I knew him by sight and reputation, although we’d never met. He was a decorated ex–Special Library Services operative, invalided out after a riot gun had exploded in the Guildford Wicks Aircraft Supplies Try Us First Library. It was during a demonstration by Shakespeare followers, incensed that the town council had downgraded Will from “Poet Saint” to “Eternal Bard.” The explosion sent a copy of Love in the Time of Cholera slamming into Duffy’s face with such force that it blinded him in one eye and transferred the text of the book permanently into his cheek and forehead. It made him look a bit severe but at least gave him something to read while shaving.

“Your reputation precedes you,” I said. “Glad to make your acquaintance.”

He nodded politely. “May I show you around?”
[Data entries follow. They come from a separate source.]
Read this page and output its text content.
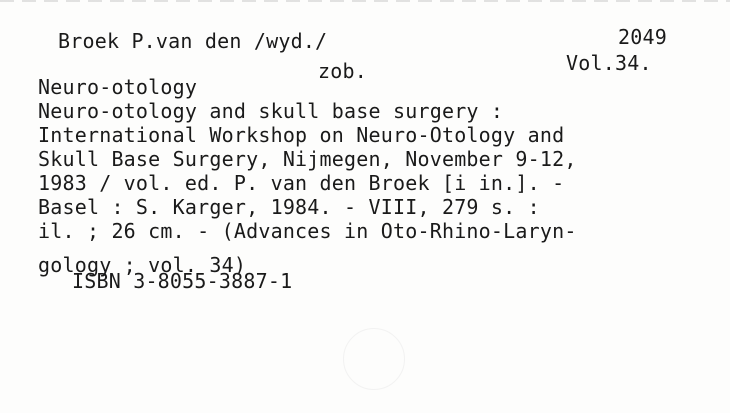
Broek P.van den /wyd./
zob.
2049
Vol.34.
Neuro-otology
Neuro-otology and skull base surgery :
International Workshop on Neuro-Otology and
Skull Base Surgery, Nijmegen, November 9-12,
1983 / vol. ed. P. van den Broek [i in.]. -
Basel : S. Karger, 1984. - VIII, 279 s. :
il. ; 26 cm. - (Advances in Oto-Rhino-Laryn-
gology ; vol. 34)
ISBN 3-8055-3887-1
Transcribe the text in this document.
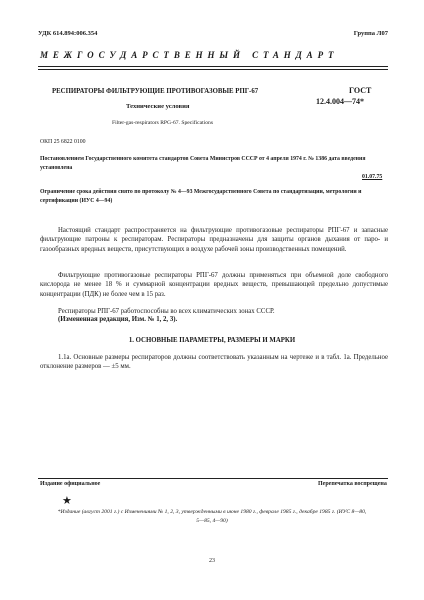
УДК 614.894:006.354	Группа Л07
МЕЖГОСУДАРСТВЕННЫЙ СТАНДАРТ
РЕСПИРАТОРЫ ФИЛЬТРУЮЩИЕ ПРОТИВОГАЗОВЫЕ РПГ-67
Технические условия
Filter-gas-respirators RPG-67. Specifications
ГОСТ
12.4.004—74*
ОКП 25 6822 0100
Постановлением Государственного комитета стандартов Совета Министров СССР от 4 апреля 1974 г. № 1386 дата введения установлена
01.07.75
Ограничение срока действия снято по протоколу № 4—93 Межгосударственного Совета по стандартизации, метрологии и сертификации (ИУС 4—94)

Настоящий стандарт распространяется на фильтрующие противогазовые респираторы РПГ-67 и запасные фильтрующие патроны к респираторам. Респираторы предназначены для защиты органов дыхания от паро- и газообразных вредных веществ, присутствующих в воздухе рабочей зоны производственных помещений.

Фильтрующие противогазовые респираторы РПГ-67 должны применяться при объемной доле свободного кислорода не менее 18 % и суммарной концентрации вредных веществ, превышающей предельно допустимые концентрации (ПДК) не более чем в 15 раз.

Респираторы РПГ-67 работоспособны во всех климатических зонах СССР.

(Измененная редакция, Изм. № 1, 2, 3).
1. ОСНОВНЫЕ ПАРАМЕТРЫ, РАЗМЕРЫ И МАРКИ

1.1а. Основные размеры респираторов должны соответствовать указанным на чертеже и в табл. 1а. Предельное отклонение размеров — ±5 мм.

Издание официальное	Перепечатка воспрещена
★
*Издание (август 2001 г.) с Изменениями № 1, 2, 3, утвержденными в июне 1980 г., феврале 1985 г., декабре 1985 г. (ИУС 8—80, 5—85, 4—90)
23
“Thank you,” I replied, gazing about at the magnificently bizarre building, an odd mix of randomly shaped modernism with large voids, oddly shaped glass panels, bright colors and soaring internal verticals. “It’s quite something, isn’t it?”

“Designed by Will Alsop just before he went sane,” replied Duffy. “We were very lucky. I understand you know Colonel Wexler, who heads up the SLS?”

A lean woman with a face pinched by hard workout walked forward to greet me. She was in her mid-fifties, did not look well disposed to joy in any form and was wearing the standard SLS combat fatigues, replete with the distinctive camouflage pattern of book spines for blending into library spaces.

When I was at SpecOps, she was at the Search/Destroy division of SO-5, and you didn’t get to join them until you’d killed eight people with a gun, four with a blunt instrument or two with your hands—it was a sliding-scale sort of thing. Wexler’s appointment to the SLS was enough to precipitate a 32 percent drop in late returns.

“Welcome to Wessex Library Service,” she said in a voice that sounded like a twelve-mile run washed down with two raw eggs, “and good to see you again.”

We shook hands.

“You too, Mel. Husband well?”

“Dead.”

“I’m very sorry to hear that.”

She shrugged. “I killed the man who did it with my thumbs,”

she said. “I’ve not washed this one since.” She showed me a grubbylooking thumb.

Duffy quickly intervened with an embarrassed cough. “Colonel Wexler offers her full support, don’t you, Colonel?”

“Of course,” she said in a hollow tone. “What sort of leadership can we expect from you? Decisive and bold or faltering and ambivalent?”

“The first, I hope.”

“Good,” said Colonel Wexler, visibly pleased. “The previous chief librarian refused to sanction dawn raids to retrieve overdue books. But that will change under you, yes?”

“I’ll be giving it all due consideration,” I said, meaning that I’d do no such thing.

“That’s a start,” she said. “I’d also like you to review the rules regarding spine bending and turning over the corners of pages. If we let simple things like that slide without punishment, we could open the floodgates to poor reading etiquette and a downward spiral to the collapse of civilization.”